Rep. John Dougall, co-chairman of the Ethics Interim Committee, said he welcomes the public involvement but questions some of the initiative's aims.
"Only the politically connected get appointed to these commissions," Dougall said. "When they're beholden to someone to appoint them, independence is lost."
The initiative would also end the flow of corporate contributions to legislative candidates and impose caps of $2,500 on individual donations and $5,000 on contributions from political action committees over each two-year period.
Notably, it would also ban all lobbyist gifts of meals and admission to events, allowing lawmakers to accept only "light refreshments of negligible value."
"I have no concerns with that," Dougall said. Gift bans have previously passed in the House, only to die in the Senate.
However, Dougall believes that the group -- now more than 300 strong -- is missing the real problem.
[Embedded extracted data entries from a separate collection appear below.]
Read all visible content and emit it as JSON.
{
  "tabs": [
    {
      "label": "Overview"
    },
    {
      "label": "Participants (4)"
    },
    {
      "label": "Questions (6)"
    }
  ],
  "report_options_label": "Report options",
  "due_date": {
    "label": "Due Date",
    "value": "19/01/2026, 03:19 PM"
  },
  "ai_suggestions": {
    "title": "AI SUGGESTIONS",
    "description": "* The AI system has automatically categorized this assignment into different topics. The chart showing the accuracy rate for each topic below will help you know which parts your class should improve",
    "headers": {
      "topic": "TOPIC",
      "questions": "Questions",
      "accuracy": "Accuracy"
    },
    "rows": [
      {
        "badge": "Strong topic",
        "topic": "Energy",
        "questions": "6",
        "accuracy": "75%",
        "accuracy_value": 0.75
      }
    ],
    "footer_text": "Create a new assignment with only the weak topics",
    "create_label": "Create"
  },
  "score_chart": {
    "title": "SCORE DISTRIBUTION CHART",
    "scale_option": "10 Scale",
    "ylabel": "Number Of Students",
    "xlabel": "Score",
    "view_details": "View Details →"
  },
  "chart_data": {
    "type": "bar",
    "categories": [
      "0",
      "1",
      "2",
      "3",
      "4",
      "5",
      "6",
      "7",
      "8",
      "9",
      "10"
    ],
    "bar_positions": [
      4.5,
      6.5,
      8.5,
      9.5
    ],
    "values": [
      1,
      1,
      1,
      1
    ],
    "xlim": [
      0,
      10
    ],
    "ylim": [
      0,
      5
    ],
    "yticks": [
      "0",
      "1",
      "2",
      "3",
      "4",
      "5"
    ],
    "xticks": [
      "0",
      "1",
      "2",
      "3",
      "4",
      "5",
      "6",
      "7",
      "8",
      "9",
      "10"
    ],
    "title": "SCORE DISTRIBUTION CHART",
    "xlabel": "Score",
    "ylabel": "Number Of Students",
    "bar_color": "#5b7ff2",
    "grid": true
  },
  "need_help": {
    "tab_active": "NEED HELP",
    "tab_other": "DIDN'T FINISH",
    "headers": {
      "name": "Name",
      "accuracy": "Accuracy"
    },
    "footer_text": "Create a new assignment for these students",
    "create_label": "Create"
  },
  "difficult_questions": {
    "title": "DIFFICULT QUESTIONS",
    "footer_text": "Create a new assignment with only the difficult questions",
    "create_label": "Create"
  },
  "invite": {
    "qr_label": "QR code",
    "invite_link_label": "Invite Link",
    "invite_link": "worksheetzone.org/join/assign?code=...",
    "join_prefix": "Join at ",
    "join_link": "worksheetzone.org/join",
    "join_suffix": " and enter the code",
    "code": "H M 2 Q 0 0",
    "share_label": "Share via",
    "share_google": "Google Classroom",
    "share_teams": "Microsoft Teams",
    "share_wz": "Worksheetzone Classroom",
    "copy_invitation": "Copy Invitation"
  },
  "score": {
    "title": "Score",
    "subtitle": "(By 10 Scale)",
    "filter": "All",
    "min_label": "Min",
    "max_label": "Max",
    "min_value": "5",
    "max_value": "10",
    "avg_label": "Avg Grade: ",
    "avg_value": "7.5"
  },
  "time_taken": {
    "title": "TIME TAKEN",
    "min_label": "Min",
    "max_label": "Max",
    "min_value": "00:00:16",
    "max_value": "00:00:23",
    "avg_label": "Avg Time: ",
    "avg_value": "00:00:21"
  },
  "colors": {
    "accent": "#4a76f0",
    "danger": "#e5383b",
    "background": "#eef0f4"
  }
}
"The bigger the government's scope, the greater the chance of corruption," Dougall said.
In the noonday sun, Rob Ence, executive director of Utah's 220,000-plus member AARP, threw the nonprofit organization's support behind the volunteer initiative drive.
"We do this not just for our members but for our children and our grandchildren," Ence said. "We believe that influence should come from the voice of the people and by the ballot box."
Following the Capitol steps announcement, initiative organizers filed the petition with Lt. Gov.-designee Greg Bell and now must hold seven public hearings across the state and gather close to 95,000 signatures to get the measure on the 2010 ballot.
Establish a five-member independent ethics commission chosen randomly from 20 names unanimously approved by the Senate president, House speaker and two minority leaders.
Prohibit lawmakers from donating campaign funds to other legislative candidates.
Ban legislator-lobbyists, also require a two-year cool-down before former lawmakers become paid lobbyists.
Ban lobbyist gifts except for "light refreshments of negligible value."
Ban lawmakers from exerting influence on courts and employees in state agencies.
Nix campaign contributions from corporations, nonprofits, partnerships and unions.
Cap individual campaign donations at $2,500, Political Action Committee donations at $5,000 in a two-year cycle
Prevent legislators from serving as paid members on corporate boards when their elected positions contributed to their appointments.